Karen Hao è una delle giornaliste più attente alle dinamiche di potere insite nel settore dell’AI e al suo impatto sulla società. Attualmente a The Atlantic, ha lavorato in precedenza per il Wall Street Journal, la MIT Technology Review e il Pulitzer Center. Hao è stata una delle prime giornaliste a interessarsi a OpenAI, e ad averci accesso, quando quest’ultima era ancora era un’azienda molto chiacchierata ma poco nota, quando ChatGPT e l’AI generativa nel complesso erano ancora solo un’idea e non ancora a disposizione del pubblico. Empire of AI: Dreams and Nightmares in Sam Altman’s OpenAI è il suo primo libro e racconta la genesi e le ambizioni di OpenAI e del suo cofondatore Sam Altman con l’obiettivo di far luce su come si sta costruendo l’AI oggi e a partire da quali presupposti culturali e politici. E, soprattutto, chi ne sta pagando il prezzo più caro in termini di impatto sociale.
Basato su 300 interviste e anni di reporting, il libro di Hao è basato sulle testimonianze di oltre 150 executive di OpenAI presenti e passati, dipendenti di Microsoft, Anthropic, Meta, Google DeepMind e altri maggiori attori del settore al fine di capire come un’idea scientifica com quella dell’intelligenza artificiale sia progressivamente diventata quasi una religione, spinta sulla base di argomentazioni che si reggono su rischi esistenziali, visioni estatiche e paure apocalittiche e miliardi di investimenti. In questa ottica, il libro racconta certamente come OpenAI sia arrivata alla testa della corsa di questo settore e molti dei suoi retroscena, a cominciare dal drama dell’estromissione di Sam Altman e il suo ritorno – messiatico – dopo quattro giorni, ma allo stesso tempo esce dai confini dell’azienda di San Francisco. Nel farlo, Empire of AI inquadra il settore dell’AI nel complesso, illuminandone i tratti più controversi e di sfruttamento parlando, non a caso, di impero e colonialismo in un momento in cui il settore si muove in direzioni sempre più ampie e sempre più a braccetto con la politica, specialmente a Washington. Abbiamo raggiunto Karen Hao durante il tour di presentazione del suo libro nel Regno Unito.

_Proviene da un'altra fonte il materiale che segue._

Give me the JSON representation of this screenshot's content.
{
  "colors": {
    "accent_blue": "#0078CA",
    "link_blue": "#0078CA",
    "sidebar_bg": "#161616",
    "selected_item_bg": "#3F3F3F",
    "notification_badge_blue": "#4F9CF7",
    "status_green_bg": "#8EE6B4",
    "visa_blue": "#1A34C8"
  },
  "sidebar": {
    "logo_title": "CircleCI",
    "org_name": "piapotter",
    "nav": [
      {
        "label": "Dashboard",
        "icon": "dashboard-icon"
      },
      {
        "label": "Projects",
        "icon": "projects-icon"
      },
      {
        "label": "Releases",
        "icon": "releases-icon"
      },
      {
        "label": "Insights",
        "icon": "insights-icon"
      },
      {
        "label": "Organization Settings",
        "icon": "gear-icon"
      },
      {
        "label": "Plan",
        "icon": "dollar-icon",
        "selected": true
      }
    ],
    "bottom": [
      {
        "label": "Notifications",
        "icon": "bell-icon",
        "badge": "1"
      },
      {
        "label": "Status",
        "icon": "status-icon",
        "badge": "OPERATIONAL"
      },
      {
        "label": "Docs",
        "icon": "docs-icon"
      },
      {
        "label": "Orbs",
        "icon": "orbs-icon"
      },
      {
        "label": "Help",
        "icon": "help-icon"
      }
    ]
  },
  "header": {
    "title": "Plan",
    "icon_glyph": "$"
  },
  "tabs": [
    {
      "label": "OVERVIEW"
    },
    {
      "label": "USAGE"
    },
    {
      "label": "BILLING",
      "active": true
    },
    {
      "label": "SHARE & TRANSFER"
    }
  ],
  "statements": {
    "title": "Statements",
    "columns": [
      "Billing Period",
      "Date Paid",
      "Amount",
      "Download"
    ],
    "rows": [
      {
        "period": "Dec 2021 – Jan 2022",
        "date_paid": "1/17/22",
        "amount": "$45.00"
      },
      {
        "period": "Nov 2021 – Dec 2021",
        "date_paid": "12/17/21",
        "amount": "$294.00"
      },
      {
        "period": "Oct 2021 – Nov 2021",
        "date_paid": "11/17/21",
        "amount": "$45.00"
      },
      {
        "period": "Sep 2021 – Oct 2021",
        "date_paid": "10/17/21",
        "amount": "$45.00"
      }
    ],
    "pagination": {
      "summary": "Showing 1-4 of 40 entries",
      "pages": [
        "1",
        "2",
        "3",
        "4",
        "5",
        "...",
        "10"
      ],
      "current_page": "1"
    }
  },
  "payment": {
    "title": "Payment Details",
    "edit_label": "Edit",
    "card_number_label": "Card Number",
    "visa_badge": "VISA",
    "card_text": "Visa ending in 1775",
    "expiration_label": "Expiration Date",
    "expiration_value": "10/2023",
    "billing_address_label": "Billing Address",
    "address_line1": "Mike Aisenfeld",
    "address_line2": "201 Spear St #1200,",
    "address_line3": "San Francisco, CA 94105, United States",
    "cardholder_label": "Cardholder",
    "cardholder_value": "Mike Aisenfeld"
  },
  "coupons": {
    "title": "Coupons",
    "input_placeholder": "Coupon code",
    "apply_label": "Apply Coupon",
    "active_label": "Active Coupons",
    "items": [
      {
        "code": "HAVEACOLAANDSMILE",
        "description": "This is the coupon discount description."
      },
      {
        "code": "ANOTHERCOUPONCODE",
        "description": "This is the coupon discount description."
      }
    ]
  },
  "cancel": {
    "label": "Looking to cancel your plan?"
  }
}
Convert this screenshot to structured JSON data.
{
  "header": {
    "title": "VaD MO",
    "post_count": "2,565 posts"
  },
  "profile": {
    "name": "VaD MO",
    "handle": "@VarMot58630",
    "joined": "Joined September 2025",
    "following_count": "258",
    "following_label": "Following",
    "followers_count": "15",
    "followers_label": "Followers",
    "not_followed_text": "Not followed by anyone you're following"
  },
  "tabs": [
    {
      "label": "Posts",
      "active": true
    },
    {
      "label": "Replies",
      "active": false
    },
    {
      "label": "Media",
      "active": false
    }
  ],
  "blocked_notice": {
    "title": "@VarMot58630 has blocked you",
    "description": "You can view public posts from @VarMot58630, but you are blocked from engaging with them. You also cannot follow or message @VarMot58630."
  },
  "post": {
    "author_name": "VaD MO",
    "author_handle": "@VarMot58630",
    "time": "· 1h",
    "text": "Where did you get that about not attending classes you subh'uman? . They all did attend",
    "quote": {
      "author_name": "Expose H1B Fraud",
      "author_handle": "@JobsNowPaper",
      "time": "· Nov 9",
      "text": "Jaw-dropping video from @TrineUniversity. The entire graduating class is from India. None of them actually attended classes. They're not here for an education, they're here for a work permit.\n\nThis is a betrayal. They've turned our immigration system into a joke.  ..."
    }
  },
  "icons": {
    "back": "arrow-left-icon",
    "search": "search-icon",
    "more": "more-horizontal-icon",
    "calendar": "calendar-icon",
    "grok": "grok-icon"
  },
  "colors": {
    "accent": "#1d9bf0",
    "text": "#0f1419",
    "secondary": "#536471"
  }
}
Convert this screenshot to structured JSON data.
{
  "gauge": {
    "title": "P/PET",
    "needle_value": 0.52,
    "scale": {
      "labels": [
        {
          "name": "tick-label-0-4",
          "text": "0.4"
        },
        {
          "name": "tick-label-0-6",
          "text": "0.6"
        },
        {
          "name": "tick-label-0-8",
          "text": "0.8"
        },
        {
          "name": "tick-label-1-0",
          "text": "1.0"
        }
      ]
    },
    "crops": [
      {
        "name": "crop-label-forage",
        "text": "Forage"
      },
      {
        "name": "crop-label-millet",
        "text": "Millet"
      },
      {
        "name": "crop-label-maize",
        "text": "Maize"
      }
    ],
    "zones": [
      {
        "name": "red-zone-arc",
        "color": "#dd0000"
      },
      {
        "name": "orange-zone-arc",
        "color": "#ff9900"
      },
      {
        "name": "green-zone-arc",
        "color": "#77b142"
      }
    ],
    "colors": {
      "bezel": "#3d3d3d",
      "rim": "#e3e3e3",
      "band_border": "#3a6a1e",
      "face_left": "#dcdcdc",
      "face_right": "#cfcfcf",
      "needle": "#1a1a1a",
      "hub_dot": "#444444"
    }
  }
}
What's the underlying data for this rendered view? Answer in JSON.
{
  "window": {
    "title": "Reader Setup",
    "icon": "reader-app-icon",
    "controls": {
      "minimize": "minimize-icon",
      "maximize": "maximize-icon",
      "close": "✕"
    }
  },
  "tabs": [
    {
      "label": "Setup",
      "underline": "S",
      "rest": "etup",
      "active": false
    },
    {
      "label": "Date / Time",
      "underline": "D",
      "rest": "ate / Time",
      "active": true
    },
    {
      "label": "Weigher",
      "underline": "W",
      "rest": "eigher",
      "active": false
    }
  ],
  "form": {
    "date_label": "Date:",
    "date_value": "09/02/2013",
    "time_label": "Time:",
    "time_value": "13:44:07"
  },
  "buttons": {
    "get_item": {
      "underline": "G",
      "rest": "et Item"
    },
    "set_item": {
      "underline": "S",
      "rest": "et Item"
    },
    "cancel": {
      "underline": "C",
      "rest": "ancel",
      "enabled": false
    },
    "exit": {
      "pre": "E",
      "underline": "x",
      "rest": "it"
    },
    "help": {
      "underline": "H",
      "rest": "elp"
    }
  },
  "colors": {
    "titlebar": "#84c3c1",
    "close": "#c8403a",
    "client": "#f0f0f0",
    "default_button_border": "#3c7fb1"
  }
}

La nozione di “impero” che applichi a OpenAI e all’intelligenza artificiale in generale sin dal titolo del tuo libro sta diventando una chiave di lettura centrale della critica all’AI e alla sua economia politica. Perché le nozioni di di impero e di colonialismo si applicano così bene a come l’AI viene sviluppata oggi?
“Per me, è avvenuto grazie alle interviste con le comunità maggiormente influenzate dalla catena di approvvigionamento dell’AI. Sono state queste persone a sottolineare come queste dinamiche siano, di fatto, un’estensione della loro storia. Quando ho intervistato i lavoratori del Kenya, per esempio, loro hanno parlato espressamente di una nuova forma di schiavitù. Quando ho parlato con gli attivisti cileni, hanno detto che era una nuova modalità di ‘estrattivismo’, qualcosa con cui l’America Latina ha avuto a che fare per secoli. È, insomma, una prospettiva molto chiara da parte delle persone sul campo che sono state già toccate dagli imperi precedenti. Semplicemente, per loro questa è una nuova forma di impero”.

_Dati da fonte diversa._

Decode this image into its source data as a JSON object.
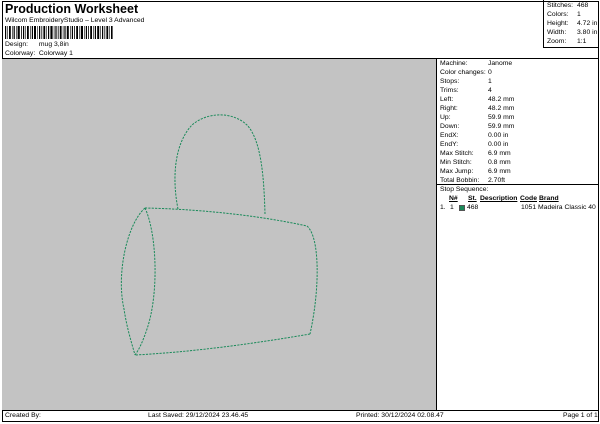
{
  "header": {
    "title": "Production Worksheet",
    "subtitle": "Wilcom EmbroideryStudio – Level 3 Advanced",
    "design_label": "Design:",
    "design_value": "mug 3,8in",
    "colorway_label": "Colorway:",
    "colorway_value": "Colorway 1"
  },
  "stats": {
    "stitches_label": "Stitches:",
    "stitches_value": "468",
    "colors_label": "Colors:",
    "colors_value": "1",
    "height_label": "Height:",
    "height_value": "4.72 in",
    "width_label": "Width:",
    "width_value": "3.80 in",
    "zoom_label": "Zoom:",
    "zoom_value": "1:1"
  },
  "info": [
    {
      "label": "Machine:",
      "value": "Janome"
    },
    {
      "label": "Color changes:",
      "value": "0"
    },
    {
      "label": "Stops:",
      "value": "1"
    },
    {
      "label": "Trims:",
      "value": "4"
    },
    {
      "label": "Left:",
      "value": "48.2 mm"
    },
    {
      "label": "Right:",
      "value": "48.2 mm"
    },
    {
      "label": "Up:",
      "value": "59.9 mm"
    },
    {
      "label": "Down:",
      "value": "59.9 mm"
    },
    {
      "label": "EndX:",
      "value": "0.00 in"
    },
    {
      "label": "EndY:",
      "value": "0.00 in"
    },
    {
      "label": "Max Stitch:",
      "value": "6.9 mm"
    },
    {
      "label": "Min Stitch:",
      "value": "0.8 mm"
    },
    {
      "label": "Max Jump:",
      "value": "6.9 mm"
    },
    {
      "label": "Total Bobbin:",
      "value": "2.70ft"
    }
  ],
  "sequence": {
    "title": "Stop Sequence:",
    "headers": {
      "n": "N#",
      "st": "St.",
      "desc": "Description",
      "code": "Code",
      "brand": "Brand"
    },
    "rows": [
      {
        "num": "1.",
        "n": "1",
        "st": "468",
        "desc": "",
        "code": "1051",
        "brand": "Madeira Classic 40",
        "color": "#1a8a5a"
      }
    ]
  },
  "footer": {
    "created_by": "Created By:",
    "last_saved": "Last Saved: 29/12/2024 23.46.45",
    "printed": "Printed: 30/12/2024 02.08.47",
    "page": "Page 1 of 1"
  },
  "design_colors": {
    "thread": "#1a8a5a",
    "canvas": "#c3c3c3"
  }
}
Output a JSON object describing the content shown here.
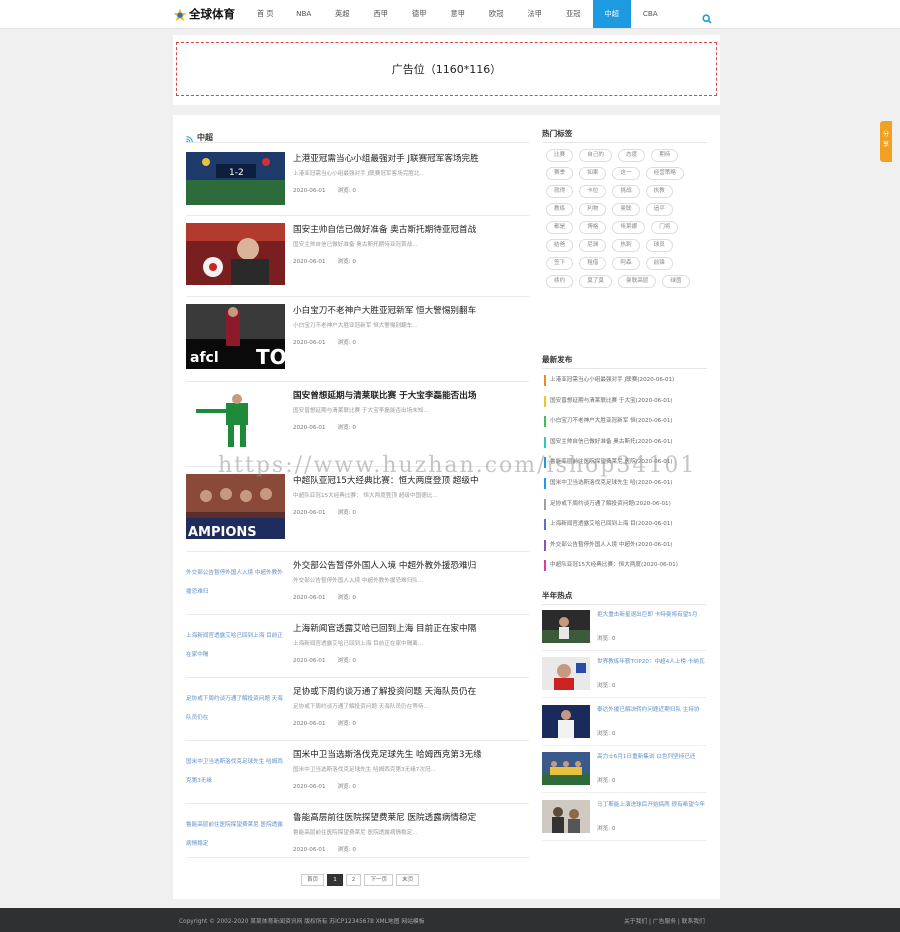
{
  "site": {
    "logo_text": "全球体育"
  },
  "nav": {
    "items": [
      "首 页",
      "NBA",
      "英超",
      "西甲",
      "德甲",
      "意甲",
      "欧冠",
      "法甲",
      "亚冠",
      "中超",
      "CBA"
    ],
    "active_index": 9
  },
  "ad": {
    "label": "广告位（1160*116）"
  },
  "section": {
    "title": "中超"
  },
  "articles": [
    {
      "title": "上港亚冠需当心小组最强对手 J联赛冠军客场完胜",
      "summary": "上港亚冠需当心小组最强对手 J联赛冠军客场完胜北...",
      "date": "2020-06-01",
      "views": "浏览: 0",
      "bold": false,
      "thumb": "stadium"
    },
    {
      "title": "国安主帅自信已做好准备 奥古斯托期待亚冠首战",
      "summary": "国安主帅自信已做好准备 奥古斯托期待亚冠首战...",
      "date": "2020-06-01",
      "views": "浏览: 0",
      "bold": false,
      "thumb": "press"
    },
    {
      "title": "小白宝刀不老神户大胜亚冠新军 恒大警惕别翻车",
      "summary": "小白宝刀不老神户大胜亚冠新军 恒大警惕别翻车...",
      "date": "2020-06-01",
      "views": "浏览: 0",
      "bold": false,
      "thumb": "afc"
    },
    {
      "title": "国安曾想延期与清莱联比赛 于大宝李磊能否出场",
      "summary": "国安曾想延期与清莱联比赛 于大宝李磊能否出场未知...",
      "date": "2020-06-01",
      "views": "浏览: 0",
      "bold": true,
      "thumb": "player"
    },
    {
      "title": "中超队亚冠15大经典比赛：恒大两度登顶 超级中",
      "summary": "中超队亚冠15大经典比赛： 恒大两度登顶 超级中国德比...",
      "date": "2020-06-01",
      "views": "浏览: 0",
      "bold": false,
      "thumb": "champions"
    },
    {
      "title": "外交部公告暂停外国人入境 中超外教外援恐难归",
      "summary": "外交部公告暂停外国人入境 中超外教外援恐难归队...",
      "date": "2020-06-01",
      "views": "浏览: 0",
      "bold": false,
      "thumb": "broken",
      "alt": "外交部公告暂停外国人入境 中超外教外援恐难归"
    },
    {
      "title": "上海新闻官透露艾哈已回到上海 目前正在家中隔",
      "summary": "上海新闻官透露艾哈已回到上海 目前正在家中隔离...",
      "date": "2020-06-01",
      "views": "浏览: 0",
      "bold": false,
      "thumb": "broken",
      "alt": "上海新闻官透露艾哈已回到上海 目前正在家中隔"
    },
    {
      "title": "足协或下周约谈万通了解投资问题 天海队员仍在",
      "summary": "足协或下周约谈万通了解投资问题 天海队员仍在等待...",
      "date": "2020-06-01",
      "views": "浏览: 0",
      "bold": false,
      "thumb": "broken",
      "alt": "足协或下周约谈万通了解投资问题 天海队员仍在"
    },
    {
      "title": "国米中卫当选斯洛伐克足球先生 哈姆西克第3无缘",
      "summary": "国米中卫当选斯洛伐克足球先生 哈姆西克第3无缘7次冠...",
      "date": "2020-06-01",
      "views": "浏览: 0",
      "bold": false,
      "thumb": "broken",
      "alt": "国米中卫当选斯洛伐克足球先生 哈姆西克第3无缘"
    },
    {
      "title": "鲁能高层前往医院探望费莱尼 医院透露病情稳定",
      "summary": "鲁能高层前往医院探望费莱尼 医院透露病情稳定...",
      "date": "2020-06-01",
      "views": "浏览: 0",
      "bold": false,
      "thumb": "broken",
      "alt": "鲁能高层前往医院探望费莱尼 医院透露病情稳定"
    }
  ],
  "pager": {
    "items": [
      "首页",
      "1",
      "2",
      "下一页",
      "末页"
    ],
    "current_index": 1
  },
  "sidebar": {
    "tags_title": "热门标签",
    "tags": [
      "比赛",
      "自己的",
      "态度",
      "期待",
      "赛季",
      "如果",
      "这一",
      "经营策略",
      "就得",
      "卡拉",
      "挑战",
      "执教",
      "教练",
      "利物",
      "曼联",
      "追平",
      "都是",
      "博格",
      "埃莱娜",
      "门将",
      "结爸",
      "尼渊",
      "热刺",
      "球员",
      "签下",
      "租借",
      "阿森",
      "前锋",
      "续约",
      "莫了莫",
      "曼联高层",
      "绿茵"
    ],
    "new_title": "最新发布",
    "new_items": [
      {
        "text": "上港亚冠需当心小组最强对手 J联赛(2020-06-01)",
        "color": "#f08a24"
      },
      {
        "text": "国安曾想延期与清莱联比赛 于大宝(2020-06-01)",
        "color": "#f3c02e"
      },
      {
        "text": "小白宝刀不老神户大胜亚冠新军 恒(2020-06-01)",
        "color": "#3fbf5a"
      },
      {
        "text": "国安主帅自信已做好准备 奥古斯托(2020-06-01)",
        "color": "#2ec7c9"
      },
      {
        "text": "鲁能高层前往医院探望费莱尼 医院(2020-06-01)",
        "color": "#1e9be0"
      },
      {
        "text": "国米中卫当选斯洛伐克足球先生 哈(2020-06-01)",
        "color": "#1e9be0"
      },
      {
        "text": "足协或下周约谈万通了解投资问题(2020-06-01)",
        "color": "#9aa0a6"
      },
      {
        "text": "上海新闻官透露艾哈已回到上海 目(2020-06-01)",
        "color": "#5b6fd6"
      },
      {
        "text": "外交部公告暂停外国人入境 中超外(2020-06-01)",
        "color": "#7e57c2"
      },
      {
        "text": "中超队亚冠15大经典比赛：恒大两度(2020-06-01)",
        "color": "#d63fa3"
      }
    ],
    "hot_title": "半年热点",
    "hot_items": [
      {
        "title": "拒大重击新星退出巨即 卡特曼将有望5月",
        "views": "浏览: 0",
        "thumb": "tennis"
      },
      {
        "title": "世界教练年薪TOP20：中超4人上榜 卡纳瓦",
        "views": "浏览: 0",
        "thumb": "coach"
      },
      {
        "title": "泰达外援已解决转约问题近期归队 主持协",
        "views": "浏览: 0",
        "thumb": "player2"
      },
      {
        "title": "高力士6月1日重新集训 以色列坚持已还",
        "views": "浏览: 0",
        "thumb": "team"
      },
      {
        "title": "马丁斯能上演进球后开始搞两 很有希望今年",
        "views": "浏览: 0",
        "thumb": "crowd"
      }
    ]
  },
  "footer": {
    "copyright": "Copyright © 2002-2020 某某体育新闻资讯网 版权所有 苏ICP12345678 XML地图 网站模板",
    "links": "关于我们 | 广告服务 | 联系我们"
  },
  "share": {
    "label": "分享"
  },
  "watermark": {
    "text": "https://www.huzhan.com/ishop34101"
  },
  "colors": {
    "accent": "#1e9be0",
    "ad_border": "#d84848",
    "footer_bg": "#2f3032",
    "share_bg": "#f0a023"
  }
}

“La ragione per cui uso il termine ‘impero’ è legata al fatto che ci sono quattro parallelismi chiave tra gli imperi dell’AI di oggi e gli imperi storici. Il primo è che gli imperi rivendicano risorse che non sono le proprie, ma interpretano le regole in modo da giustificare queste rivendicazioni. Per esempio, quando i dati vengono estratti da internet, le aziende dicono che sono di dominio pubblico. Quando consumano proprietà intellettuale, la chiamano ‘fair use’, anche se le persone i cui dati vengono presi sono fortemente in disaccordo. Gli imperi sfruttano anche il lavoro. Nel contesto dell’IA, questo si riferisce a come l’industria si affida al lavoro del Sud globale e a quello delle comunità vulnerabili, come avviene in Kenya, per produrre la tecnologia. Ma si riferisce anche al fatto che la tecnologia stessa è intrinsecamente automatizzante per il lavoro. La definizione di artificial general intelligence (AGI) di OpenAI, per esempio, è ‘sistemi altamente autonomi che superano gli esseri umani nella maggior parte dei lavori economicamente preziosi’, il che significa che stanno cercando di automatizzare compiti che normalmente le persone vengono pagate per fare. Questo, a sua volta, sopprime il mercato del lavoro e mina i diritti dei lavoratori”.